Cher Journal, je m'appelle André de Monterny et j'ai sept ans. Tu es mon premier journal. Je t'ai eu à la fête foraine par ce que je t'ai gagné à la pêche aux canards. Bien sûr, Victor, mon frère jumeau, ne sait pas que je t'ai. Si je lui disait, il me dirait que je suis une fillette et se moquerait de moi, alors je ne lui en ai dit mot." 


"4 Septembre 1870


Cher Journal, il y a une semaine, j'étais encore à la maison. A présent, je suis dans un orphelinat minable, une vraie prison ! Je vais te raconter comment j'ai pu me retrouver là : Victor et moi étions dans un parc pour prendre le pique-nique avec nos parents. Victor m'avait proposé de jouer à un jeu : celui qui regarde le plus longtemps le soleil a gagné. Je lui ai répondu que c'était une bonne idée, et nous avons commencé notre duel contre la montre. J'avais mal, mais je ne lâchait pas. Je voulait à tout prix gagner. Après quelques instants, Victor a baissé les yeux. C'était très douloureux, mais je continuait quand même à fixer le soleil pour l'impressionner. Il m'avait dit que je pouvais arrêter, que c'était bon, j'avais gagné. Mais je ne m'arrêtais pas, pour lui montrer qu'ici, c'était moi le plus fort. Pour qu'il me respecte, pour une fois. Je sentait des picotements, comme si mes yeux brûlaient. Un peu plus tard, je détournais mes yeux du soleil. Je n'avais plus mal. Mais plus de lumière, tout était noir. Je ne voyais plus rien, c'était le néant. Victor m'avait dit d'un air effrayé que c'était comme si mes yeux avait fondu, qu'il n'y avait plus que deux grands trous noirs, vides. A ce moment là, j'eu très peur. Alors je repensais à l'histoire que Maman m'avait lu la nuit dernière. Je crois que ça s'appelait : "Les malheurs de Sophie". C'était l'histoire d'une petite fille qui avait laissé sa poupée sur le rebord de la fenêtre, en plein soleil. Mais plus tard, lorsqu'elle avait reprit la poupée, elle avait constaté que ses yeux avaient fondus, et qu'ils étaient tombés à l'intérieur de sa tête. Sa maman avait donc reprit les yeux dans la tête de la poupée, et les avaient recollé à leur place, à l'aide de cire fondu. Je me suis dit que si mes yeux avaient fondu, ils étaient peut-être à l'intérieur de ma tête. Mais qui me les recolleraient ? J'ai toujours su que papa et maman avaient une préférence pour mon frère. Alors je me suis dit que j'étais seul, et que personne n'allait me recoller les yeux avec de la cire. Personne n'allait s'occuper de moi. Et j'avais bien raison. 
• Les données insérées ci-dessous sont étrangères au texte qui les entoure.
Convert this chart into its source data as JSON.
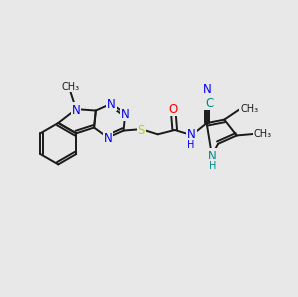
{
  "bg_color": "#e8e8e8",
  "bond_color": "#1a1a1a",
  "bond_width": 1.4,
  "atom_colors": {
    "N": "#0000ee",
    "S": "#cccc00",
    "O": "#ff0000",
    "C_teal": "#008888",
    "H_teal": "#008888"
  },
  "font_size": 8.5,
  "font_size_sub": 7.0,
  "figsize": [
    3.0,
    3.0
  ],
  "dpi": 100
}
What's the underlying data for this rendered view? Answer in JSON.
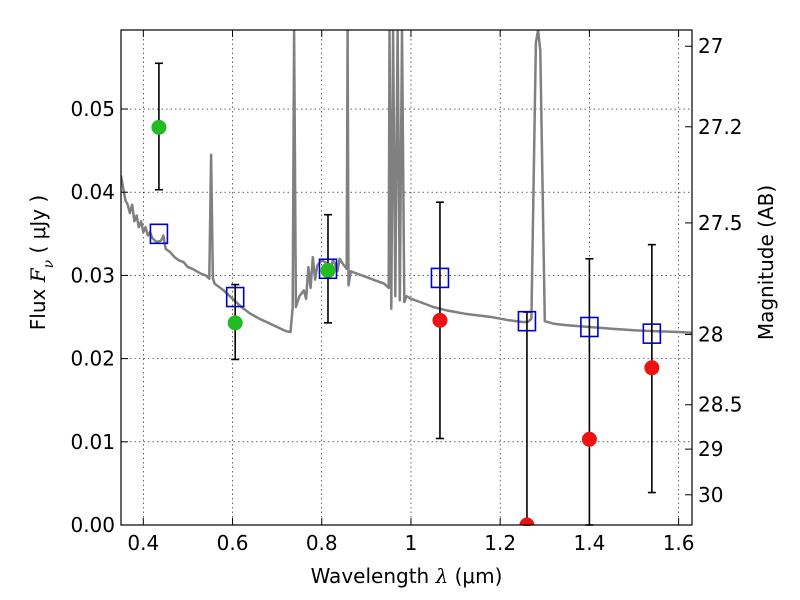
{
  "chart_data": {
    "type": "scatter",
    "xlabel": {
      "prefix": "Wavelength  ",
      "symbol": "λ",
      "suffix": " (μm)"
    },
    "ylabel": {
      "prefix": "Flux  ",
      "symbol": "F",
      "subscript": "ν",
      "suffix": "  ( μJy )"
    },
    "y2label": "Magnitude (AB)",
    "xlim": [
      0.35,
      1.63
    ],
    "ylim": [
      0.0,
      0.0595
    ],
    "grid": true,
    "x_ticks": [
      {
        "v": 0.4,
        "label": "0.4"
      },
      {
        "v": 0.6,
        "label": "0.6"
      },
      {
        "v": 0.8,
        "label": "0.8"
      },
      {
        "v": 1.0,
        "label": "1"
      },
      {
        "v": 1.2,
        "label": "1.2"
      },
      {
        "v": 1.4,
        "label": "1.4"
      },
      {
        "v": 1.6,
        "label": "1.6"
      }
    ],
    "y_ticks": [
      {
        "v": 0.0,
        "label": "0.00"
      },
      {
        "v": 0.01,
        "label": "0.01"
      },
      {
        "v": 0.02,
        "label": "0.02"
      },
      {
        "v": 0.03,
        "label": "0.03"
      },
      {
        "v": 0.04,
        "label": "0.04"
      },
      {
        "v": 0.05,
        "label": "0.05"
      }
    ],
    "y2_ticks": [
      {
        "mag": 27,
        "label": "27"
      },
      {
        "mag": 27.2,
        "label": "27.2"
      },
      {
        "mag": 27.5,
        "label": "27.5"
      },
      {
        "mag": 28,
        "label": "28"
      },
      {
        "mag": 28.5,
        "label": "28.5"
      },
      {
        "mag": 29,
        "label": "29"
      },
      {
        "mag": 30,
        "label": "30"
      }
    ],
    "colors": {
      "model": "#808080",
      "model_photometry": "#0000cc",
      "detected": "#22bb22",
      "undetected": "#ee1111",
      "errorbar": "#000000"
    },
    "model_spectrum": [
      [
        0.35,
        0.042
      ],
      [
        0.355,
        0.0405
      ],
      [
        0.36,
        0.039
      ],
      [
        0.365,
        0.0385
      ],
      [
        0.37,
        0.0375
      ],
      [
        0.375,
        0.0385
      ],
      [
        0.38,
        0.0365
      ],
      [
        0.385,
        0.0372
      ],
      [
        0.39,
        0.0358
      ],
      [
        0.395,
        0.0365
      ],
      [
        0.4,
        0.0352
      ],
      [
        0.405,
        0.0358
      ],
      [
        0.41,
        0.0348
      ],
      [
        0.415,
        0.0352
      ],
      [
        0.42,
        0.0345
      ],
      [
        0.43,
        0.034
      ],
      [
        0.44,
        0.0342
      ],
      [
        0.445,
        0.0348
      ],
      [
        0.45,
        0.0332
      ],
      [
        0.46,
        0.0328
      ],
      [
        0.47,
        0.0322
      ],
      [
        0.48,
        0.0318
      ],
      [
        0.49,
        0.0316
      ],
      [
        0.5,
        0.031
      ],
      [
        0.51,
        0.0308
      ],
      [
        0.52,
        0.0305
      ],
      [
        0.53,
        0.0302
      ],
      [
        0.54,
        0.03
      ],
      [
        0.548,
        0.0296
      ],
      [
        0.552,
        0.0445
      ],
      [
        0.556,
        0.0296
      ],
      [
        0.56,
        0.029
      ],
      [
        0.58,
        0.0282
      ],
      [
        0.6,
        0.0272
      ],
      [
        0.62,
        0.0262
      ],
      [
        0.64,
        0.0254
      ],
      [
        0.66,
        0.0248
      ],
      [
        0.68,
        0.0243
      ],
      [
        0.7,
        0.0238
      ],
      [
        0.72,
        0.0233
      ],
      [
        0.73,
        0.0232
      ],
      [
        0.735,
        0.0262
      ],
      [
        0.738,
        0.0595
      ],
      [
        0.742,
        0.0262
      ],
      [
        0.75,
        0.0275
      ],
      [
        0.76,
        0.0282
      ],
      [
        0.765,
        0.0272
      ],
      [
        0.77,
        0.031
      ],
      [
        0.775,
        0.0285
      ],
      [
        0.78,
        0.0322
      ],
      [
        0.785,
        0.0295
      ],
      [
        0.79,
        0.0312
      ],
      [
        0.8,
        0.0318
      ],
      [
        0.81,
        0.0315
      ],
      [
        0.82,
        0.031
      ],
      [
        0.825,
        0.0318
      ],
      [
        0.83,
        0.0314
      ],
      [
        0.835,
        0.0305
      ],
      [
        0.84,
        0.032
      ],
      [
        0.85,
        0.0312
      ],
      [
        0.856,
        0.0308
      ],
      [
        0.858,
        0.0595
      ],
      [
        0.86,
        0.0288
      ],
      [
        0.865,
        0.0305
      ],
      [
        0.88,
        0.0302
      ],
      [
        0.9,
        0.0298
      ],
      [
        0.92,
        0.0294
      ],
      [
        0.94,
        0.029
      ],
      [
        0.95,
        0.0285
      ],
      [
        0.952,
        0.0595
      ],
      [
        0.956,
        0.026
      ],
      [
        0.96,
        0.0595
      ],
      [
        0.965,
        0.0275
      ],
      [
        0.97,
        0.0595
      ],
      [
        0.975,
        0.027
      ],
      [
        0.98,
        0.0595
      ],
      [
        0.985,
        0.0268
      ],
      [
        0.99,
        0.0275
      ],
      [
        1.0,
        0.0272
      ],
      [
        1.02,
        0.0268
      ],
      [
        1.05,
        0.0262
      ],
      [
        1.08,
        0.0258
      ],
      [
        1.1,
        0.0256
      ],
      [
        1.12,
        0.0254
      ],
      [
        1.15,
        0.0252
      ],
      [
        1.18,
        0.025
      ],
      [
        1.2,
        0.0248
      ],
      [
        1.22,
        0.0246
      ],
      [
        1.25,
        0.0244
      ],
      [
        1.262,
        0.0244
      ],
      [
        1.27,
        0.0248
      ],
      [
        1.28,
        0.058
      ],
      [
        1.285,
        0.0595
      ],
      [
        1.29,
        0.057
      ],
      [
        1.3,
        0.0245
      ],
      [
        1.32,
        0.0242
      ],
      [
        1.35,
        0.024
      ],
      [
        1.4,
        0.0238
      ],
      [
        1.45,
        0.0236
      ],
      [
        1.5,
        0.0234
      ],
      [
        1.55,
        0.0233
      ],
      [
        1.6,
        0.0232
      ],
      [
        1.63,
        0.0231
      ]
    ],
    "model_photometry": [
      {
        "x": 0.435,
        "y": 0.035
      },
      {
        "x": 0.606,
        "y": 0.0274
      },
      {
        "x": 0.814,
        "y": 0.0308
      },
      {
        "x": 1.065,
        "y": 0.0297
      },
      {
        "x": 1.26,
        "y": 0.0245
      },
      {
        "x": 1.4,
        "y": 0.0238
      },
      {
        "x": 1.54,
        "y": 0.023
      }
    ],
    "observed_photometry": [
      {
        "x": 0.435,
        "y": 0.0478,
        "err_lo": 0.0403,
        "err_hi": 0.0555,
        "detected": true
      },
      {
        "x": 0.606,
        "y": 0.0243,
        "err_lo": 0.0199,
        "err_hi": 0.0289,
        "detected": true
      },
      {
        "x": 0.814,
        "y": 0.0306,
        "err_lo": 0.0243,
        "err_hi": 0.0373,
        "detected": true
      },
      {
        "x": 1.065,
        "y": 0.0246,
        "err_lo": 0.0104,
        "err_hi": 0.0388,
        "detected": false
      },
      {
        "x": 1.26,
        "y": 0.0,
        "err_lo": 0.0,
        "err_hi": 0.0256,
        "detected": false
      },
      {
        "x": 1.4,
        "y": 0.0103,
        "err_lo": 0.0,
        "err_hi": 0.032,
        "detected": false
      },
      {
        "x": 1.54,
        "y": 0.0189,
        "err_lo": 0.0039,
        "err_hi": 0.0337,
        "detected": false
      }
    ]
  }
}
Maman et papa ne pouvaient pas s'occuper d'un enfant aveugle. Ils n'avaient pas les moyens de me payer des cours pour non-voyant, disaient-ils. C'était la seul excuse qu'ils avaient trouvé pour m'abandonner. Ils m'ont donc, trois jours plus tard, envoyé dans un orphelinat. Victor était très triste de me voir partir, et il disait qu'il voulait aussi aller à l'orphelinat pour rester avec moi, mais papa et maman l'en ont empêché. Victor était mon seul bonheur, la seule personne qui me comprenait, et on me l'enlevait. Alors j'était maintenant seul. 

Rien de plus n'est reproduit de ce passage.